Karlina Supelli Soal Kartini dan Perlawanan Perempuan Hari Ini
Aktivis dan filsuf Karlina Supelli membahas Kartini, perempuan hari ini, dan pentingnya berimajinasi tentang Indonesia.
Bagaimana kita memahami Kartini dalam konteks perempuan hari ini?
Perempuan kelahiran Jepara, 21 April 1879, itu umumnya dikenal lewat lagu “Ibu Kita Kartini” gubahan W. R. Supratman. Namanya identik dengan ide “emansipasi wanita” dan beragam cara ide itu dimaknai sejak era kolonial hingga reformasi.

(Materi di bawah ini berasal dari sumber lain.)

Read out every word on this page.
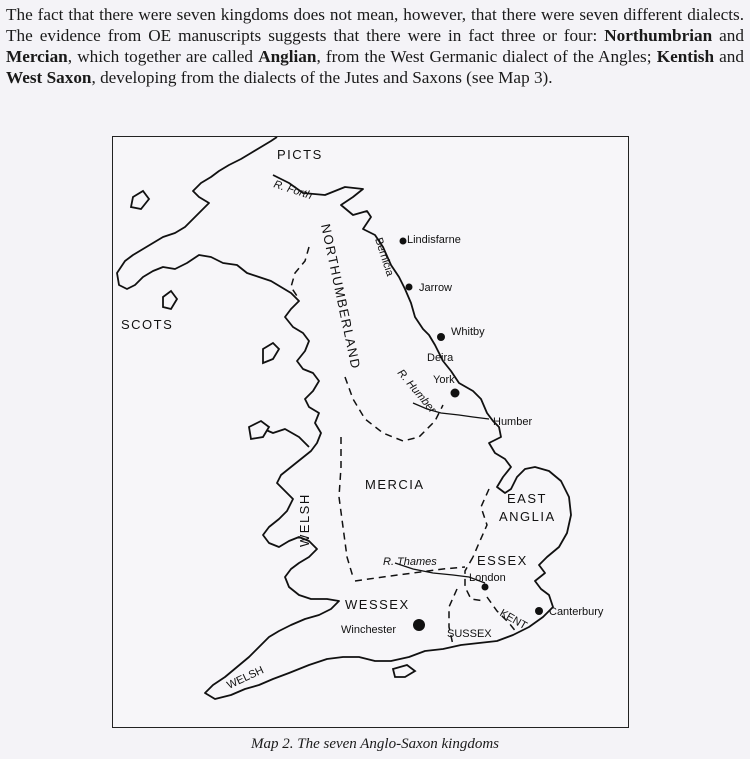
The fact that there were seven kingdoms does not mean, however, that there were seven different dialects. The evidence from OE manuscripts suggests that there were in fact three or four: Northumbrian and Mercian, which together are called Anglian, from the West Germanic dialect of the Angles; Kentish and West Saxon, developing from the dialects of the Jutes and Saxons (see Map 3).

PICTS
SCOTS	NORTHUMBERLAND Bernicia
Deira
MERCIA
WELSH
WELSH
EAST
ANGLIA
ESSEX
KENT
WESSEX
SUSSEX
Lindisfarne
Jarrow
Whitby
York
Humber
London
Canterbury
Winchester
R. Forth
R. Humber
R. Thames
Map 2. The seven Anglo-Saxon kingdoms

Kartini adalah perempuan yang melawan. Lewat surat-suratnya, ia menyuarakan kritik tajam atas dunia di sekitarnya, dan merekam pengalaman dan pemikirannya sebagai perempuan priyayi Jawa. Ia mengecam kungkungan tradisi, patriarki, dan pemerintah kolonial.
Sepeninggal Kartini pada 1904, sebagian surat-suratnya diterbitkan pada 1911 oleh Jacques Henrij Abendanon, Menteri Kebudayaan, Agama, dan Kerajinan Hindia Belanda pada 1900-1905. Sejak terbitnya surat-surat Kartini, perempuan mulai bergerak memperjuangkan nasib mereka. Puteri Mardika, organisasi politik perempuan pertama di Hindia Belanda, berdiri pada 1912.
Sejak itu, perjuangan perempuan terus bergulir. Sejarah mencatat Kongres Perempuan Indonesia ke-I di Yogyakarta pada 22-25 Desember 1928 sebagai salah satu tonggak utamanya. Sikap politis gerakan perempuan hadir pula ketika mereka bergabung dengan kelompok nasionalis untuk memperjuangkan kemerdekaan Indonesia.
Sayangnya, sampai hari ini, perjuangan Kartini kerap direduksi maknanya. Hari Kartini menjadi lomba berkebaya atau memasak, sarat dengan promosi diskon produk kecantikan maupun kebutuhan anak, hingga debat kusir tentang mengapa harus ada Hari Kartini ketika ada banyak perempuan pahlawan lainnya, beberapa bahkan berperang di garis depan.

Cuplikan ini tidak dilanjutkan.